Environment Launch: bash # Ensure execution rights chmod +x dev-start.sh

Initiate the stack

./dev-start.sh

This script automates the instantiation of the necessary PostgreSQL service (with pgvector enabled), dependency resolution, schema migration execution, and the loading of initial configuration data. The database endpoint is exposed externally on port 5433.
Data Ingestion Command: Utilize the dedicated ingestion script to populate the vector index: bash # Fundamental crawl operation npm run add-docs -- --url https://example.com/docs --max-depth 3

Advanced ingestion with metadata tagging

npm run add-docs -- \ --url https://example.com/docs \ --max-depth 3 \ --tags library,api-v2 \ --package toolkit \ --version 2.1.0 \ --wait

Argument reference: - --url: Source documentation endpoint (Mandatory). - --max-depth: Defines traversal limits (Default is 3). - --tags: Keywords for semantic grouping. - --package/--version: Schema identifiers for version control. - --wait: Blocks until the entire processing workflow is concluded.
Query Execution: After ingestion, semantic lookups are performed using the established MCP interfaces.
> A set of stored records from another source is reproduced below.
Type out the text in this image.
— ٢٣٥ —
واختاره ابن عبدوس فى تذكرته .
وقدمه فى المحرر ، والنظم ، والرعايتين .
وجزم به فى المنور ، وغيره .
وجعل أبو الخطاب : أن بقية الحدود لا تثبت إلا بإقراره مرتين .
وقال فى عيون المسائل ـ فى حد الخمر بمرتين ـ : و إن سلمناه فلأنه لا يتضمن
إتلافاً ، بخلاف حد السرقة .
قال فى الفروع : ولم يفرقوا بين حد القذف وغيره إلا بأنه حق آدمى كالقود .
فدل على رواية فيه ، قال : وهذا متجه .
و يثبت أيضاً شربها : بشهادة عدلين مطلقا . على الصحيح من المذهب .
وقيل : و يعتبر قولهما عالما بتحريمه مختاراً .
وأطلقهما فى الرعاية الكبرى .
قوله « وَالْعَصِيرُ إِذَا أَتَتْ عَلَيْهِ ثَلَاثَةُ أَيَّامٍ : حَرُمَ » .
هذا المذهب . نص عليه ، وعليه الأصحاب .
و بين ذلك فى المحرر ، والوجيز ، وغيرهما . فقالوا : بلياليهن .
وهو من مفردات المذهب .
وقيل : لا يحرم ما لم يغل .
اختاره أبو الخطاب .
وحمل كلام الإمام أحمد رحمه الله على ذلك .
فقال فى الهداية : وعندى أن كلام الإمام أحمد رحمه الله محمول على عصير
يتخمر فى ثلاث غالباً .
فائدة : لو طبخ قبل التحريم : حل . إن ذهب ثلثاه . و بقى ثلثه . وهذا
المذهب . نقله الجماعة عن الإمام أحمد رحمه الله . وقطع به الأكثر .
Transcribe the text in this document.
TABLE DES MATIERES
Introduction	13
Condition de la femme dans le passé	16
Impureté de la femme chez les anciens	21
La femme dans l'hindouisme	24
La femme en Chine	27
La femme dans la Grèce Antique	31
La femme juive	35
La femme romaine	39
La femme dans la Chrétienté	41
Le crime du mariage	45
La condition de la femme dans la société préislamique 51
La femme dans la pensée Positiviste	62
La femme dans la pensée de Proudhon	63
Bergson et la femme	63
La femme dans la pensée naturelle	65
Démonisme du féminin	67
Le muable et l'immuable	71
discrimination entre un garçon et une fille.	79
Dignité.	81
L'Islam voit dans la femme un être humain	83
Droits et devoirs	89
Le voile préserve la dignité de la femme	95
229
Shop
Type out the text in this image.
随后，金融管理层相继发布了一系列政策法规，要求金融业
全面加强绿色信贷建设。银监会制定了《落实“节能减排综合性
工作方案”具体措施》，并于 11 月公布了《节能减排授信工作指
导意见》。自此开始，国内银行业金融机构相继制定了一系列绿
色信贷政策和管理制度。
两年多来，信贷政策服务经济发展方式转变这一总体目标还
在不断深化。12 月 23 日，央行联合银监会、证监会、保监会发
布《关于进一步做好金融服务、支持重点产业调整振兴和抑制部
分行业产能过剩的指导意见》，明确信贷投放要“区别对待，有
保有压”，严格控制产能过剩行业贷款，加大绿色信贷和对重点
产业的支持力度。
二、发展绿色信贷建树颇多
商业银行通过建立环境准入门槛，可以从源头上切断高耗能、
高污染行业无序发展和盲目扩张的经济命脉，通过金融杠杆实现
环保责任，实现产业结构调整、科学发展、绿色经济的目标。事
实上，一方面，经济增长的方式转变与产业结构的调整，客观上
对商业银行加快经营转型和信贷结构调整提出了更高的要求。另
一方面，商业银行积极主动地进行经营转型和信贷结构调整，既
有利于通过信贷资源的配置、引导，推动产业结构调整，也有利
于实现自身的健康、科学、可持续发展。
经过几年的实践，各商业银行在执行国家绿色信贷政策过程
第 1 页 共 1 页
Refer to the section detailing MCP tool invocation.
Environment Shutdown: bash docker-compose -f docker-compose.dev.yml down

This setup prioritizes a rapid development iteration cycle using containerized infrastructure for the database backend.

AI IDE Integration (Cursor Example)

To facilitate immediate access within the Cursor IDE, integrate the following transport configuration into the IDE's settings file:

{ "docmcp-local-stdio": { "transport": "stdio", "command": "node", "args": [ "/dist/stdio-server.js" ], "clientInfo": { "name": "cursor-client", "version": "1.0.0" } } }

Ensure <DOCMCP_INSTALL_ROOT> is substituted with the absolute filesystem path where the DocVectorIndex project resides (e.g., /home/user/code/docmcp). Cursor must be restarted for this configuration to become active.

System Topology

The architecture is decomposed into specialized operational modules:

CrawlerEngine: Responsible for adherence to robots.txt and link graph traversal.
TransformationEngine: Manages content sanitization (HTML to Markdown) and metadata abstraction.
WorkflowManager: Oversees the state transitions and progress reporting for all background processing activities.
VectorStore: Handles the persistent storage and nearest-neighbor search execution utilizing vector similarity metrics.
MCP Bridge: The standardized communication layer facilitating AI agent interaction.

Document Indexing Workflow

Initiation: A documentation ingestion request is submitted via the add_documentation MCP utility, generating a transient Job entity marked as 'pending'.
Acquisition: The CrawlerEngine traverses the specified domain, respecting depth constraints, and materializes raw Document records.
Refinement: The TransformationEngine cleans the raw content, normalizes formatting, and annotates records with contextual attributes (version, package).
Embedding Generation: The VectorStore component segments documents into semantically meaningful units, uses Bedrock to generate numerical embeddings for each segment, and commits them to the pgvector index.
Completion: The WorkflowManager finalizes the Job record, updating its status to 'complete' and ensuring all derived artifacts are query-ready.
Information Retrieval: User queries trigger a reverse process: the query is vectorized, similarity search is run against the index, and highly relevant text snippets, tied back to their source documents, are returned via the query_documentation MCP function.